Nottingham too is a UNESCO-designated City of Literature, part of the Creative Cities network. The designation belongs to the City. It should be prized. Nottingham needs to think hard again and take a different course, to buck this trend of library closures. Take Radford-Lenton for example – the library of the old Raleigh workers and Nottingham’s great anti-hero Arthur Seaton. Our treasured Rebel Writer, Alan Sillitoe would be chained to the railing outside to stop its closure were he still with us today.
Think of the next generation. Ellis Guilford Academy, served by the at-risk Basford Library, has only 20% of pupils achieving a level 5 or above in their maths and English GCSEs. Nottingham Girl’s Academy, served by Aspley Library, is attaining 31%. The national average for achieving a level 5 is 43%. 51% of students at Ellis Guilford are in receipt of Deprivation Pupil Premium, this is 41% at Nottingham Girl’s Academy. Think of both ends of the age spectrum. As well as home for books, Basford library has been home also for regular events including talks, the Knit & Natter (particularly well-liked by older residents) and infant and child reading and play activities. The library is also popular with people looking for jobs and accessing the internet, and of course councillors’ surgeries: a neutral space where people could discuss their issues. Though the Council has found that close on 6 in 10 people access their library by foot, should Basford close, a trip to Bulwell would involve taking public transport. And, though there’s no central library presently , the journey into town becomes an unnecessary challenge with toddlers or if you have a disability – or both. Yes, one might say “use it or lose it”, but this seems beyond counter-intuitive in those very places where, precisely because of challenges they face, libraries ought to be kept going and enabled to flourish.
A postscript, an emotive one, but one no less true on that account. It concerns Ukraine where Nottingham City of Literature has two sisters cities, part of the UNESCO Creative Cities network – Lviv and Odessa. As a way of not only expressing abiding solidarity with them, but as to give libraries the last work, please reflect on this tweet of 4th March 2022 from Nicholas Poole, the CEO of UK Library and Information Association:
“Hearing, unbelievably, that public libraries are open in #Ukraine and serving the public as makeshift shelters, places of information and support. Some are even maintaining children’s activities & IT support for the elderly. These people are incredible”
That speak volumes not only about the enduring resilience of libraries to keep open, but also of the everyday heroes that are our librarians. As Mr Poole says, libraries “stand for freedom, literacy, knowledge, tolerance and understanding. It has never been more important to defend these ideas”.

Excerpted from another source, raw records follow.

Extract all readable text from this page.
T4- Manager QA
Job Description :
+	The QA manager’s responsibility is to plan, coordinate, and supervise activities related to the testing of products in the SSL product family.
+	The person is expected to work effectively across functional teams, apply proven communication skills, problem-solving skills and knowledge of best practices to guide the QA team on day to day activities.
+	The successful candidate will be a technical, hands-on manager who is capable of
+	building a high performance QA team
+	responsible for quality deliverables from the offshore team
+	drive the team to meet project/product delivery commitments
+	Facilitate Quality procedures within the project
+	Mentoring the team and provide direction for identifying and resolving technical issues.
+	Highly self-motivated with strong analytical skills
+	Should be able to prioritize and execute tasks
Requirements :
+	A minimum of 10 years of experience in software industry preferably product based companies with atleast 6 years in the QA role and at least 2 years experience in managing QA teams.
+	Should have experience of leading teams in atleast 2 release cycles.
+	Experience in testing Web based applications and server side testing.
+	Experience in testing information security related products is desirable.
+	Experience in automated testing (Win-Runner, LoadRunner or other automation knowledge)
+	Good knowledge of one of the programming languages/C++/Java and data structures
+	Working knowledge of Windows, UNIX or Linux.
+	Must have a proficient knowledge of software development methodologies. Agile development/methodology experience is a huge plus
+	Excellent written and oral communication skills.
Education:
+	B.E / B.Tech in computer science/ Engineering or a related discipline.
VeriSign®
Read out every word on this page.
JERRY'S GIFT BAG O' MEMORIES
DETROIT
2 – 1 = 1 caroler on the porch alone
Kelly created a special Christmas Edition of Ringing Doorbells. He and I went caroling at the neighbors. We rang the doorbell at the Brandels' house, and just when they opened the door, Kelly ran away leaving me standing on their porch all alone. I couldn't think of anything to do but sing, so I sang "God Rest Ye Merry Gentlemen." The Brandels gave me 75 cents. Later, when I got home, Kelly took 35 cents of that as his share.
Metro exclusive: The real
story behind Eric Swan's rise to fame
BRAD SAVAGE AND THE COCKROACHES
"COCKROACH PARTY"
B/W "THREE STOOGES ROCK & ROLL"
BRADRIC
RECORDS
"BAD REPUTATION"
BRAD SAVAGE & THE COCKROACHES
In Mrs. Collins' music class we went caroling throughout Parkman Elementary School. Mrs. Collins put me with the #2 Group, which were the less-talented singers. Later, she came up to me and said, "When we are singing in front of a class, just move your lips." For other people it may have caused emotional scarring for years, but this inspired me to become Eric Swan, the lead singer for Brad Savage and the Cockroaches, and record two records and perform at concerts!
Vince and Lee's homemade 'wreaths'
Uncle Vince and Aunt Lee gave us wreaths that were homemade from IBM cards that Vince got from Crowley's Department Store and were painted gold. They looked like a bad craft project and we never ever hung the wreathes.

He’s right. Literacy matters for wellbeing, for understanding how others think and live, for the chance to fully participate in the world around you, for equitable access to opportunity, for health and life expectancy itself. All of which makes the closure of any library, particularly where the foot-fall may not always be high, a social mobility time-bomb. Together, the Council – indeed all of us – must reflect on: do we really submit to settling for closure. Though the spur to the threatened closures is money (or, more particularly, the lack of it), closing these libraries would truly be the worst form of impoverishment.